Nihayetinde, geribildirim sabırla ve nezaketle verildiğinde etkilidir. Biri ona saldırıldığını hissediyorsa, yeni bilgi alma becerisinin önüne, kaç veya savaş refleksi geçer. Gerçek olsun veya olmasın herhangi bir tehdit durumunda, beynimiz perspektif aldığımız, resmin tümünü gördüğümüz, başkasını anlayabildiğimiz, ve kişisel ve iletişim bilgilerini kullanabildiğimiz alanları kapar. Ters sözler veya ses tonu birinin o anki davranışını etkileyebilir, ama genelde but often lead to istenmeyen uzun vade hasarlar da bırakır, ve uzun vadede de bir değişim pek getirmez.

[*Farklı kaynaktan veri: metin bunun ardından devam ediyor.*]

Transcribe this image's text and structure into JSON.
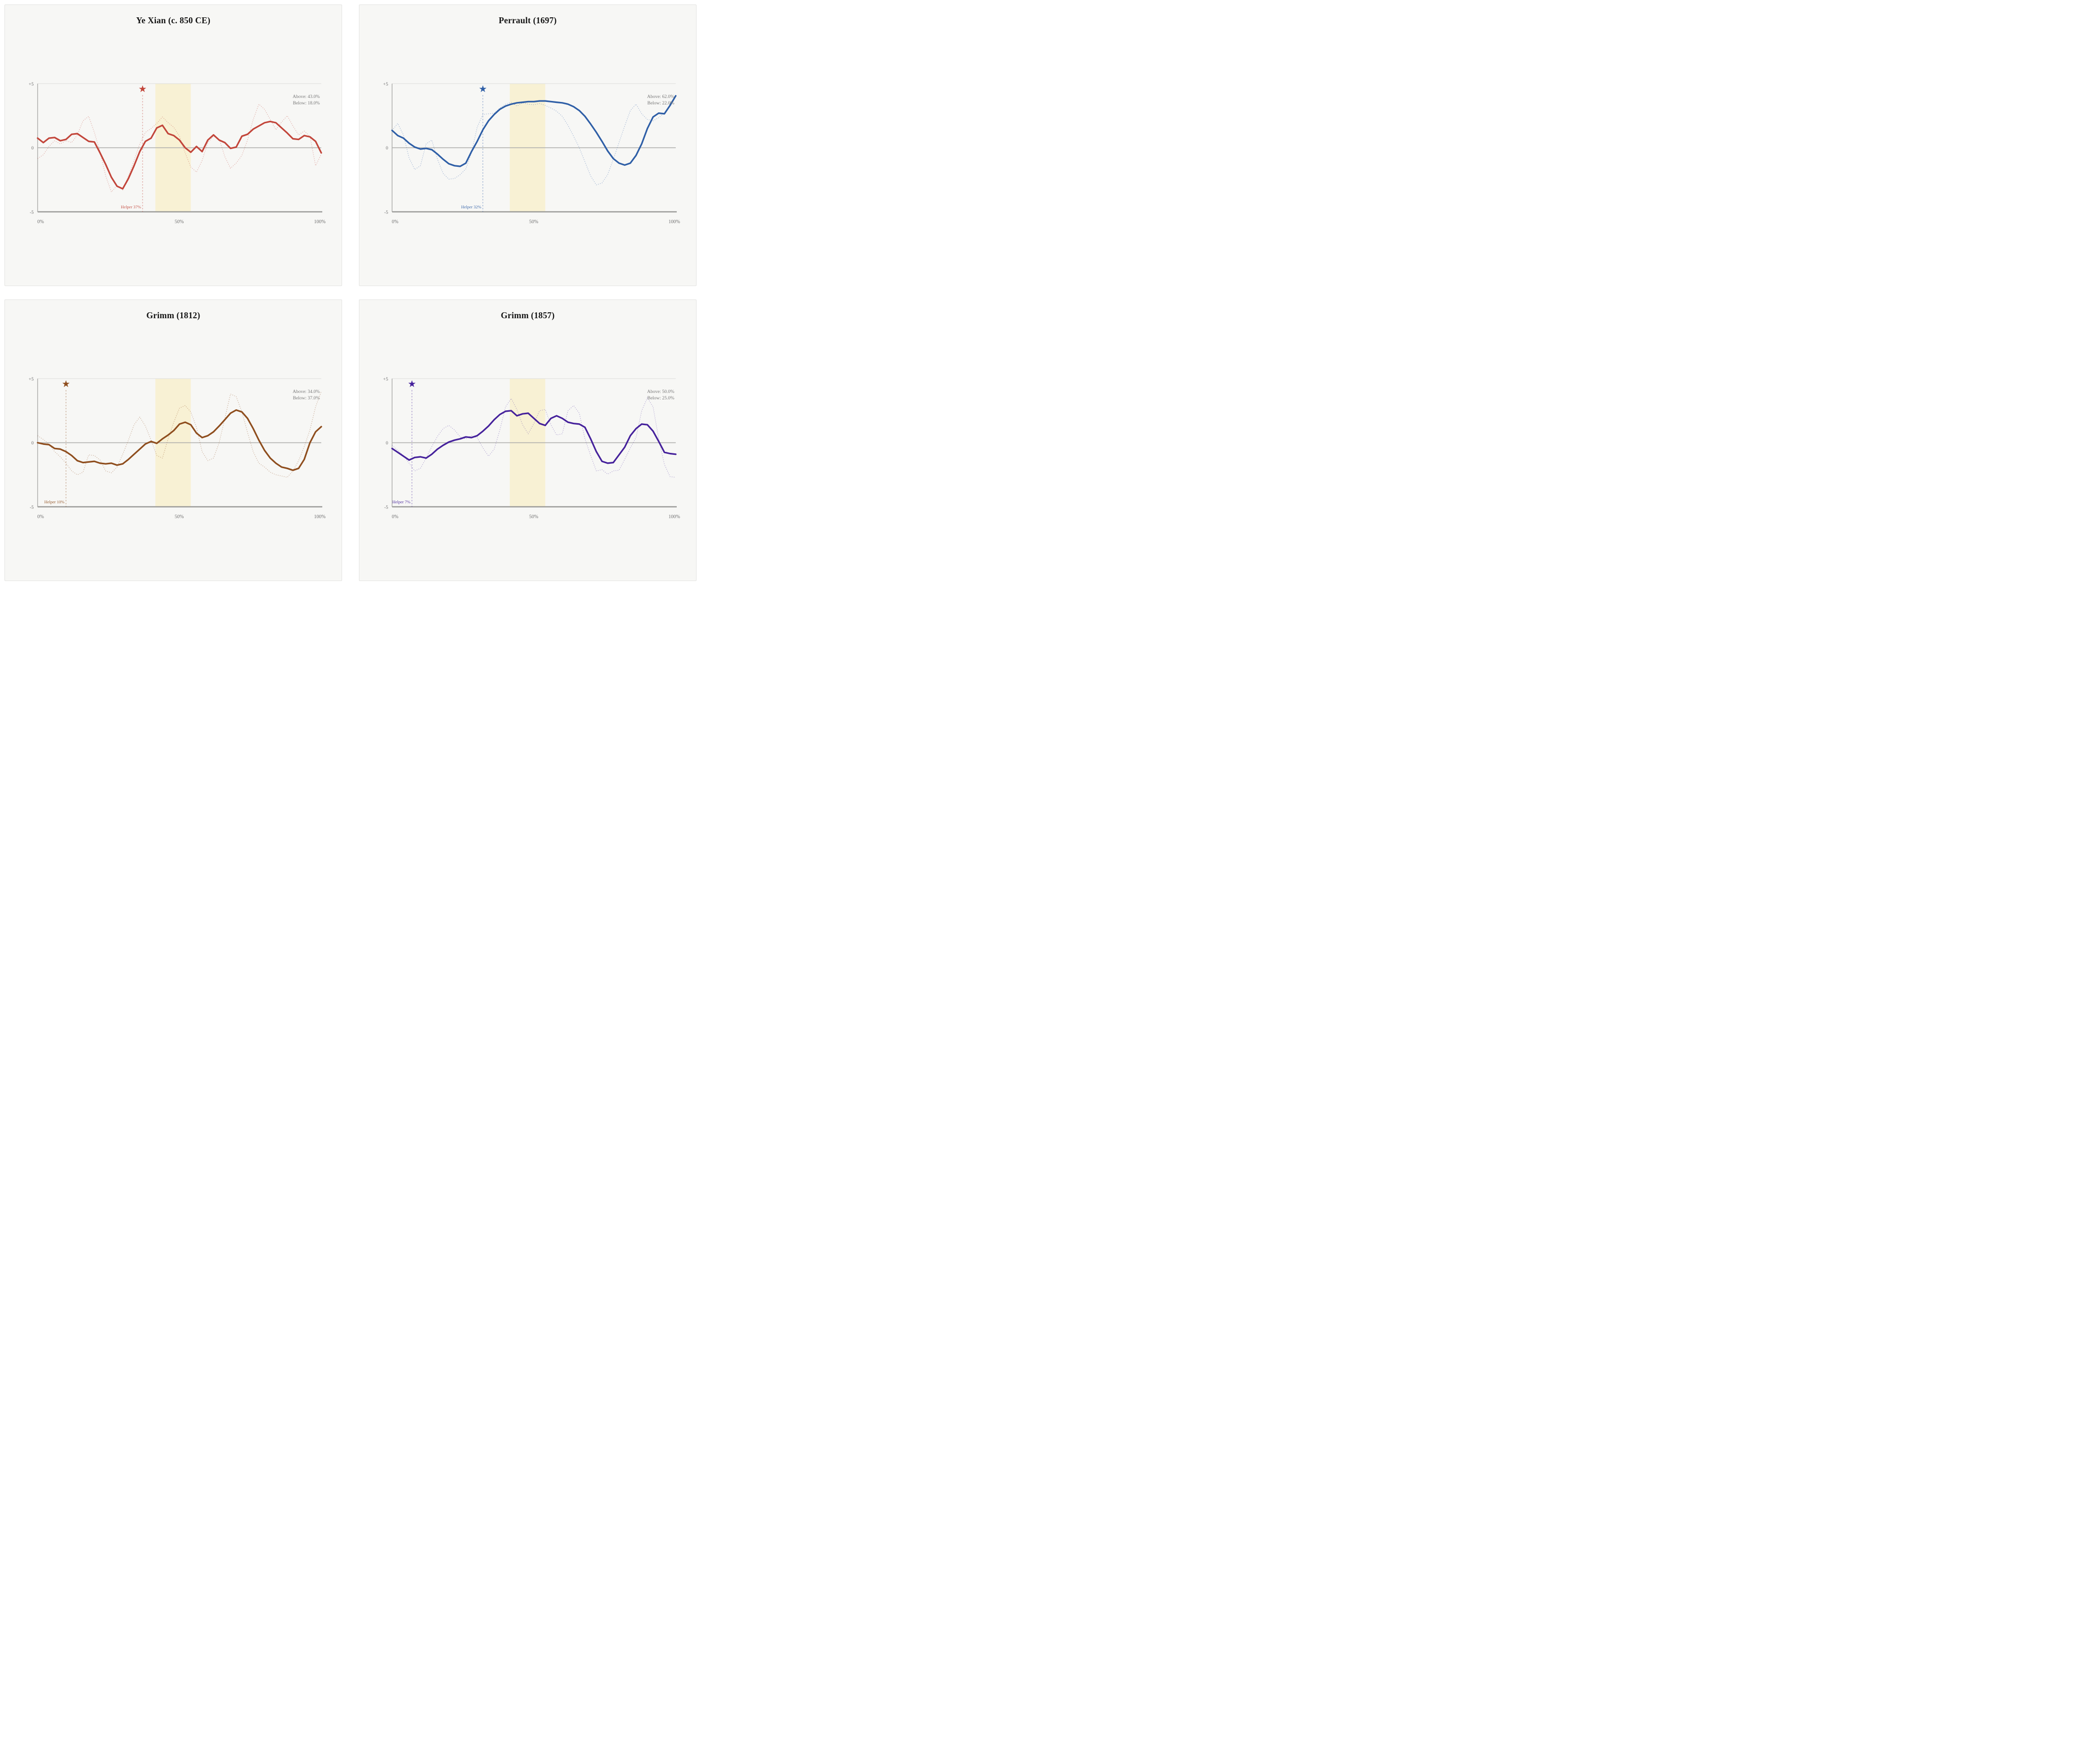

Nezaketin hesaba katmamız gereken bir başka açısı da, söyleyeceklerimizin olumlu mu olumsuz mu olduğudur. Hem kendimde hem de başkalarında gözlemlediğim kadarıyla, negatife yönelmek, pozitife yönelmekten daha kolay, özellikle de bir bağ kurmak isterken. Genelde yetişkinlerin her konuda kibirli olduklarını düşünürüz, ve olumlu şeylere yönelmektense birbirimize eşlerimiz, müdürlerimiz hakkında söylenirken, yetişkinler olarak bu konuda yeterince olgun değilizdir,.

Bir challenge olarak, düzenli etkileşimlerinizde buna bir dikkat etmeye çalışın, pozitif odaklı mı negative odaklı mı. cevap sizi şaşırtabilir. Eski bir deyişi hatırlayalım “eğer söyleyecek iyi bir şeyin yoksa, hiçbirşey söyleme”.